Ensuring the Full Range of Benefits
From CalWORKs | Welfare Resources
The absence of adequate interpretation and translation services is a major hurdle for non-English speaking applicants and recipients. Facing not only barriers in the application and continuing eligibility processes, limited English proficient (LEP) clients are also at a disadvantage in negotiating decent welfare to work plans and accessing supportive services. State and federal law do provide some handles for intervening on behalf of LEPs.
Under the Dymally-Alatorre Bilingual Services Act and its implementing regulations (in the public assistance context, Division 21 of the MPP), the State Department of Social Services (DSS) is required to translate written materials, including notices of actions and other important documents, into any non-English language which is spoken by 5% or more of the persons served by the agency. Govt. Code § 7296 et seq. Under Dymally, agencies must also hire sufficient bilingual staff and provide written translations of materials. Govt. Code §§ 7293, 7295, 7295.2. Unfortunately, agencies need only to provide language services required under Dymally to the extent that funding is available. Govt. Code § 7299.
However, if the Dymally-Alatorre Act is not as strong as one would hope, Govt. Code § 11135, which covers all state-funded agencies, does prohibit the denial of and discrimination in public benefits programs based on ethnic identification, which arguably includes language discrimination. In an appropriate case, advocates can argue that the failure to provide translation services, notice in the recipient's first language, or failure to offer certain services (such as job training programs) to non-English speakers deprives the recipient of the equal access guaranteed by § 11135.
Another tool is found in state regulations. County welfare departments are agents of the state in dispensing public assistance, and MPP § 21-115.2 requires the county to use forms that are in recipients' primary language when such forms have been translated by DSS, a requirement often honored only in the breach. Advocates should periodically seek a list of translated forms and instructions and use the failure to use such documents as, in effect, resulting in the lack of adequate notice to recipients of particular county actions.
Finally, Title VI of the Civil Rights Act of 1964 prohibits discrimination based on national origin when federally-funded social services agencies, such as DSS or the county, fail to provide oral and written translation of information to LEPs. The Department of Health and Human Services (HHS) and the Department of Justice (DOJ) recently published policy guidances reminding and clarifying existing legal obligations of state and local welfare departments to provide language services, and requiring them to "take reasonable steps to ensure meaningful access to their programs and activities by LEP persons." 67 Fed. Reg. 41455, 41459 (2002). Such steps include the duty to ensure that oral language services are provided by competent interpreters in a timely manner (Id. at 41461, 41464); that "[v]ital written materials" such as consent or complaint forms and notices of action be translated into languages frequently-encountered by the agency (Id. at 41463); and that even if the language group served or likely to be served by the agency is small, to provide competent oral interpretation of written materials.
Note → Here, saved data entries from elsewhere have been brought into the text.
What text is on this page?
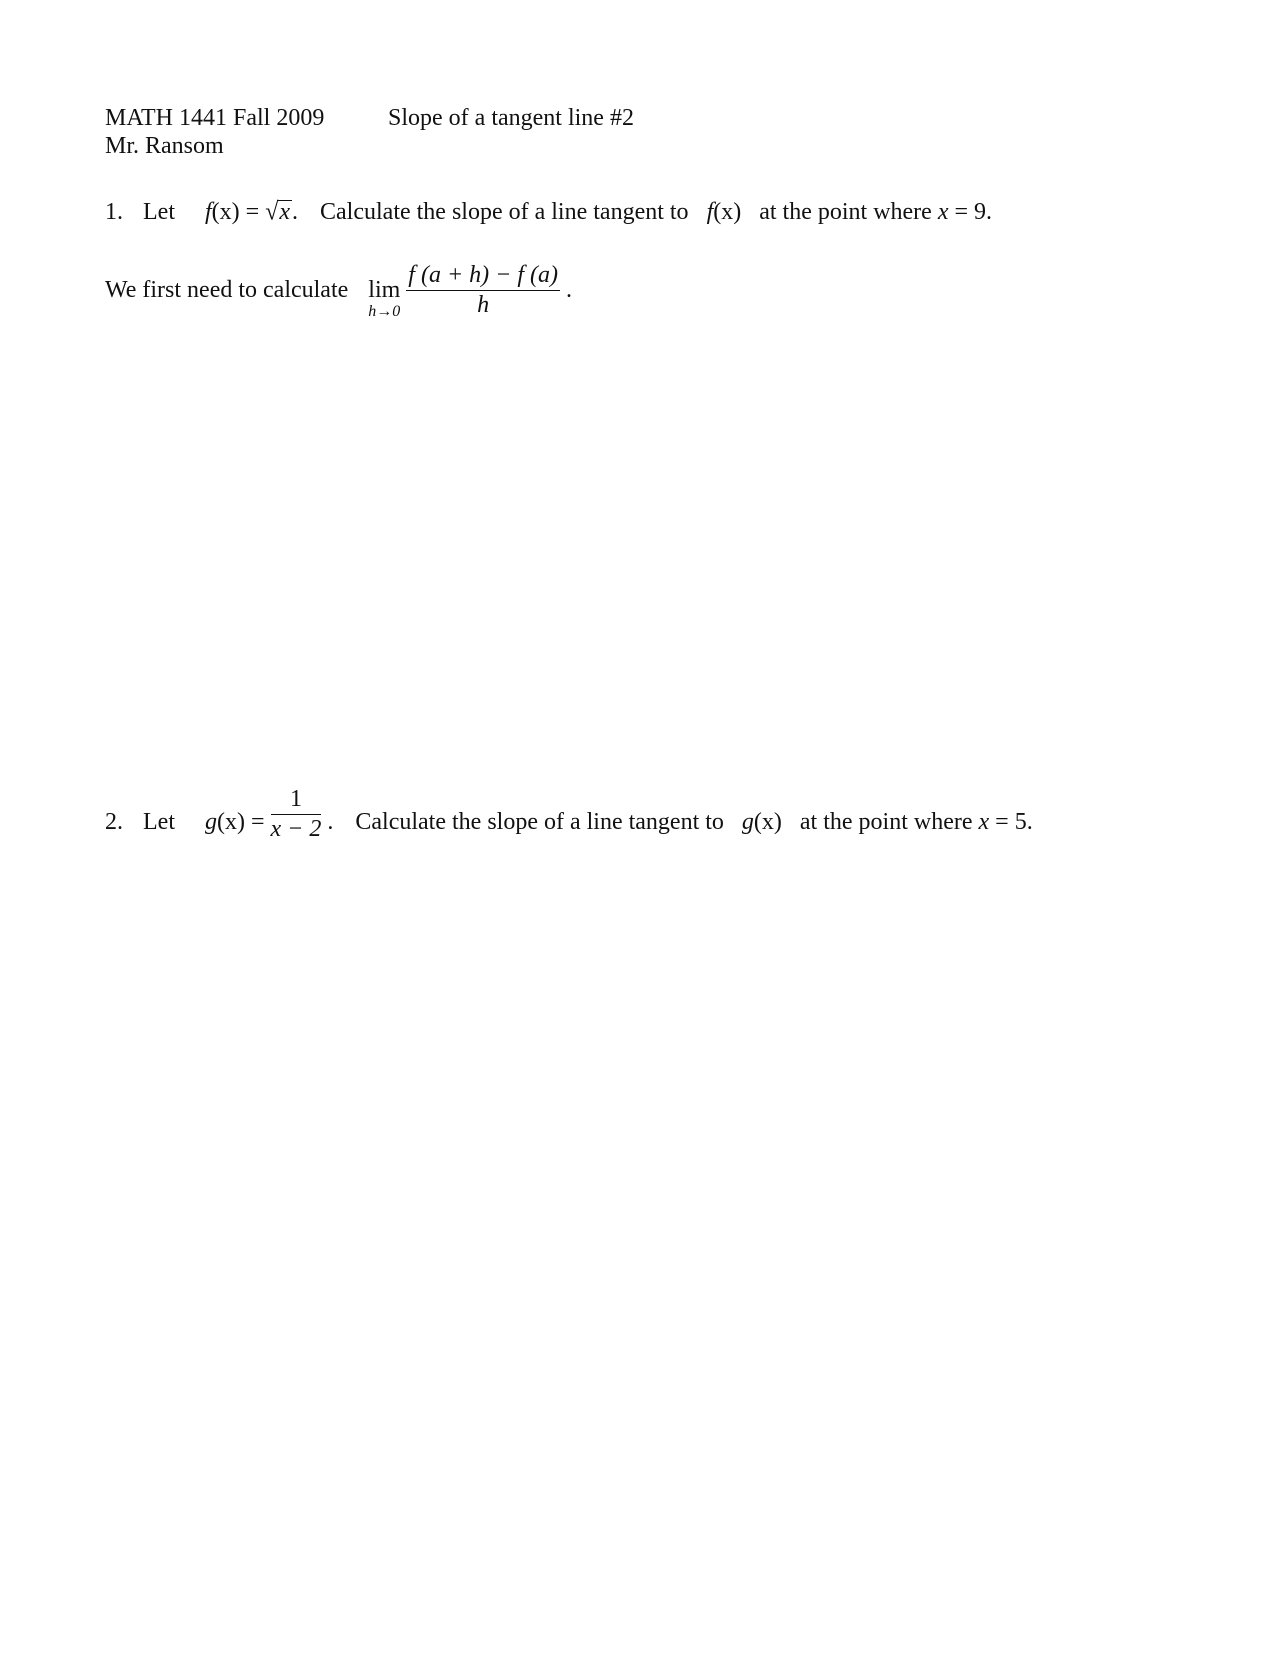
MATH 1441 Fall 2009	Slope of a tangent line #2
Mr. Ransom
1. Let f(x) = √x. Calculate the slope of a line tangent to f(x) at the point where x = 9.
We first need to calculate lim
h→0
$\frac{f (a + h) - f (a)}{h}$ .
2. Let $g(x) = \frac{1}{x - 2}$ . Calculate the slope of a line tangent to g(x) at the point where x = 5.
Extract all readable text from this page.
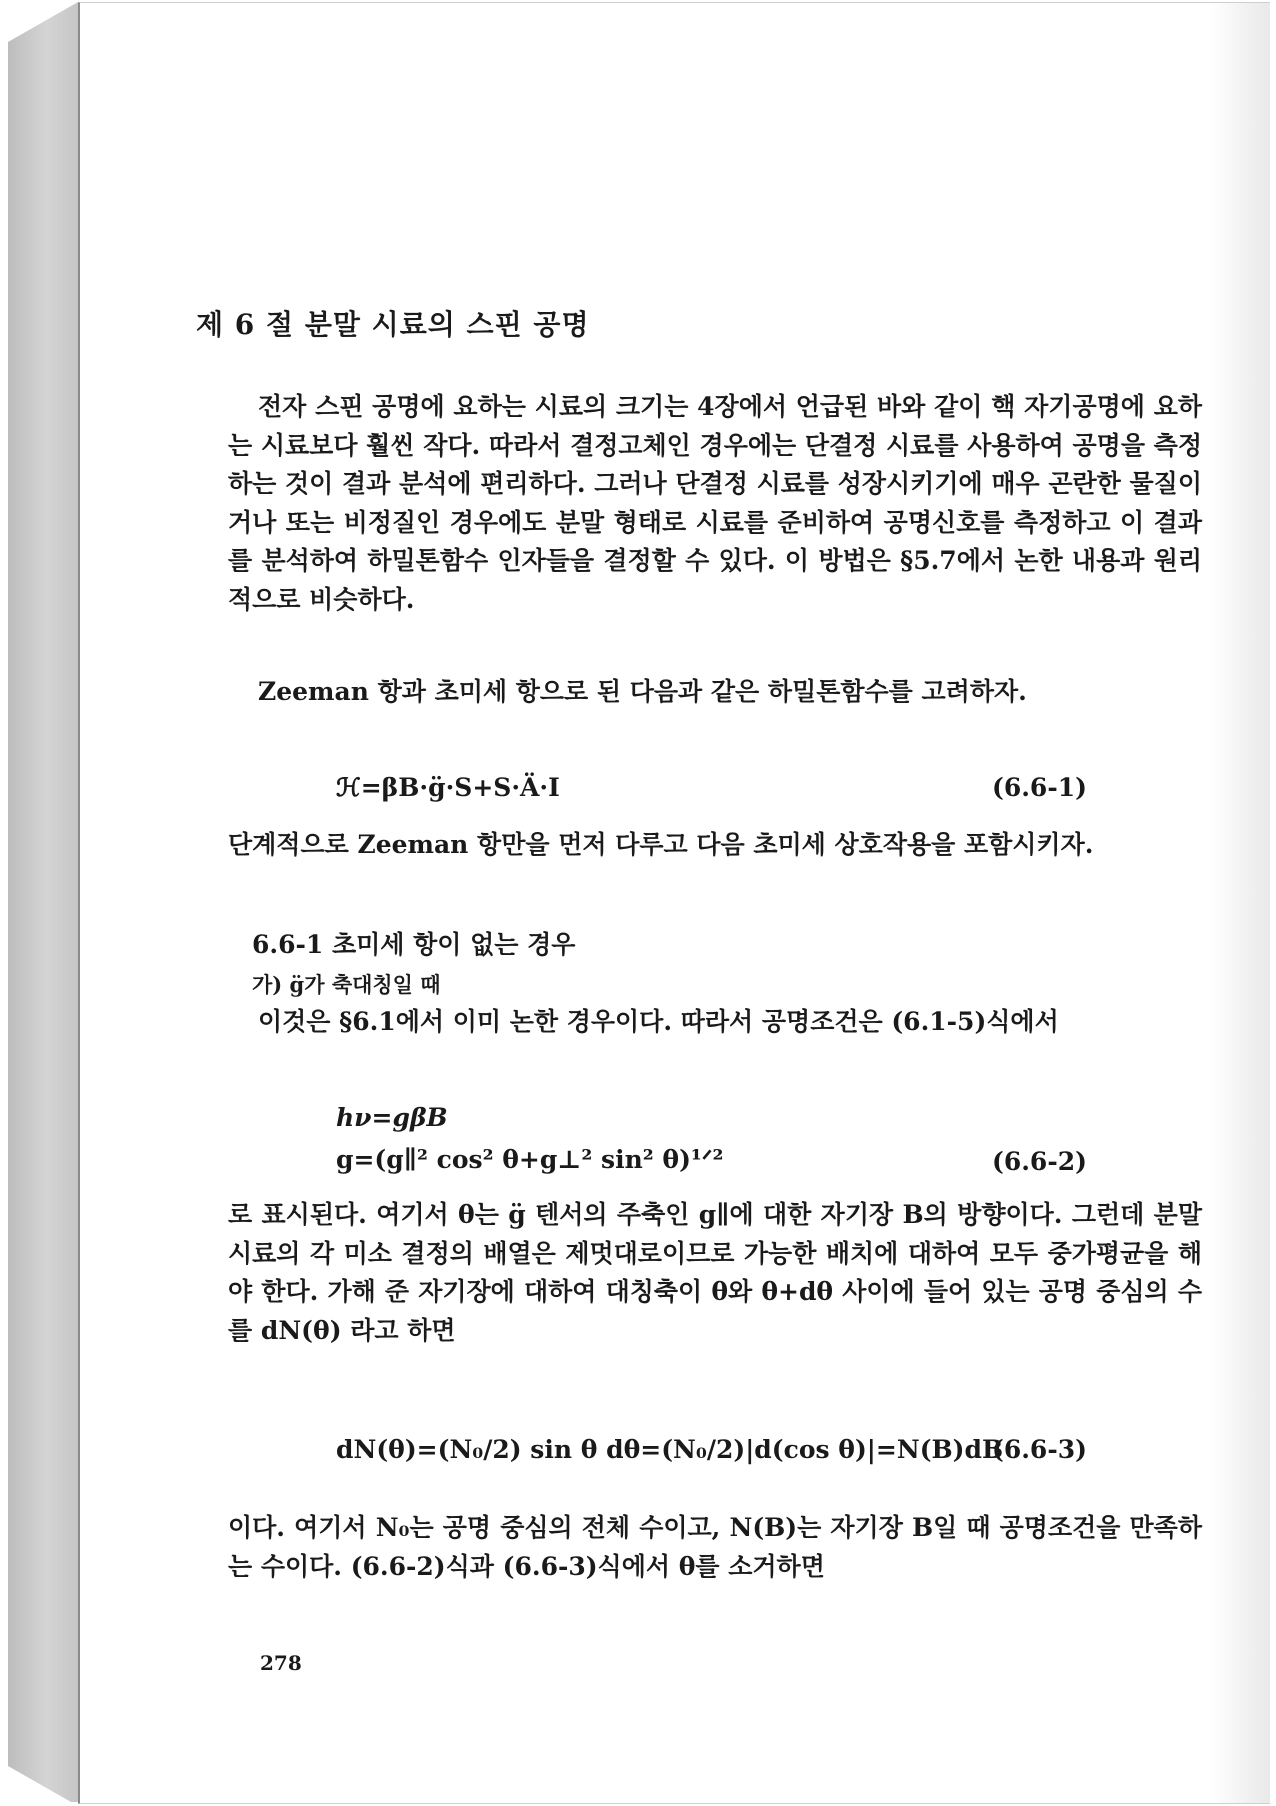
제 6 절 분말 시료의 스핀 공명

전자 스핀 공명에 요하는 시료의 크기는 4장에서 언급된 바와 같이 핵 자기공명에 요하는 시료보다 훨씬 작다. 따라서 결정고체인 경우에는 단결정 시료를 사용하여 공명을 측정하는 것이 결과 분석에 편리하다. 그러나 단결정 시료를 성장시키기에 매우 곤란한 물질이거나 또는 비정질인 경우에도 분말 형태로 시료를 준비하여 공명신호를 측정하고 이 결과를 분석하여 하밀톤함수 인자들을 결정할 수 있다. 이 방법은 §5.7에서 논한 내용과 원리적으로 비슷하다.

Zeeman 항과 초미세 항으로 된 다음과 같은 하밀톤함수를 고려하자.

ℋ=βB·g̈·S+S·Ä·I	(6.6-1)

단계적으로 Zeeman 항만을 먼저 다루고 다음 초미세 상호작용을 포함시키자.

6.6-1 초미세 항이 없는 경우
가) g̈가 축대칭일 때

이것은 §6.1에서 이미 논한 경우이다. 따라서 공명조건은 (6.1-5)식에서

hν=gβB
g=(g∥² cos² θ+g⊥² sin² θ)¹ᐟ²	(6.6-2)

로 표시된다. 여기서 θ는 g̈ 텐서의 주축인 g∥에 대한 자기장 B의 방향이다. 그런데 분말 시료의 각 미소 결정의 배열은 제멋대로이므로 가능한 배치에 대하여 모두 중가평균을 해야 한다. 가해 준 자기장에 대하여 대칭축이 θ와 θ+dθ 사이에 들어 있는 공명 중심의 수를 dN(θ) 라고 하면

dN(θ)=(N₀/2) sin θ dθ=(N₀/2)|d(cos θ)|=N(B)dB
(6.6-3)

이다. 여기서 N₀는 공명 중심의 전체 수이고, N(B)는 자기장 B일 때 공명조건을 만족하는 수이다. (6.6-2)식과 (6.6-3)식에서 θ를 소거하면

278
Id. at 41464.
In addition, HHS has also set forth requirements for Title VI compliance. Welfare programs are barred from using criteria or methods of administration which discriminate on the basis of national origin (45 C.F.R. § 80.3(b)(2)) or restrict "any individual in any way in the enjoyment of any advantage or privilege enjoyed by others receiving the service, financial aid, or other benefit under the program." 45 C.F.R. § 80.3(b)(1)(iv) (emphasis added). Ensuring that LEP persons can communicate effectively with their welfare program is critical to providing meaningful access to LEP persons. 67 Fed. Reg. 4968, 4971. Revised HHS Policy Guidance mandates that LEP persons be given adequate information so that they are able to understand the services that are available and the benefits for which they are eligible. Id. As discussed in the DOJ Policy Guidance, welfare departments are required to provide trained and competent interpreters in a timely manner. (See earlier policy guidance, 67 Fed. Reg. 4968, 4973; in general, see final DOJ policy guidance, 67 Fed. Reg. 41455-41472.) Similar to the DOJ Guidance, HHS' safe harbor provision do not relieve welfare departments of the obligation to provide competent oral interpretation of written materials. Id. at 4973.
While it is true that the U.S. Supreme Court has ruled that an individual recipient cannot sue to enforce these federal requirements(Note 14), violations can be raised at state hearings appealing a county action, or in a civil rights complaint to the appropriate county, state or federal civil rights watchdog.
14. Alexander v. Sandoval, 532 U.S. 275, 286 (2001).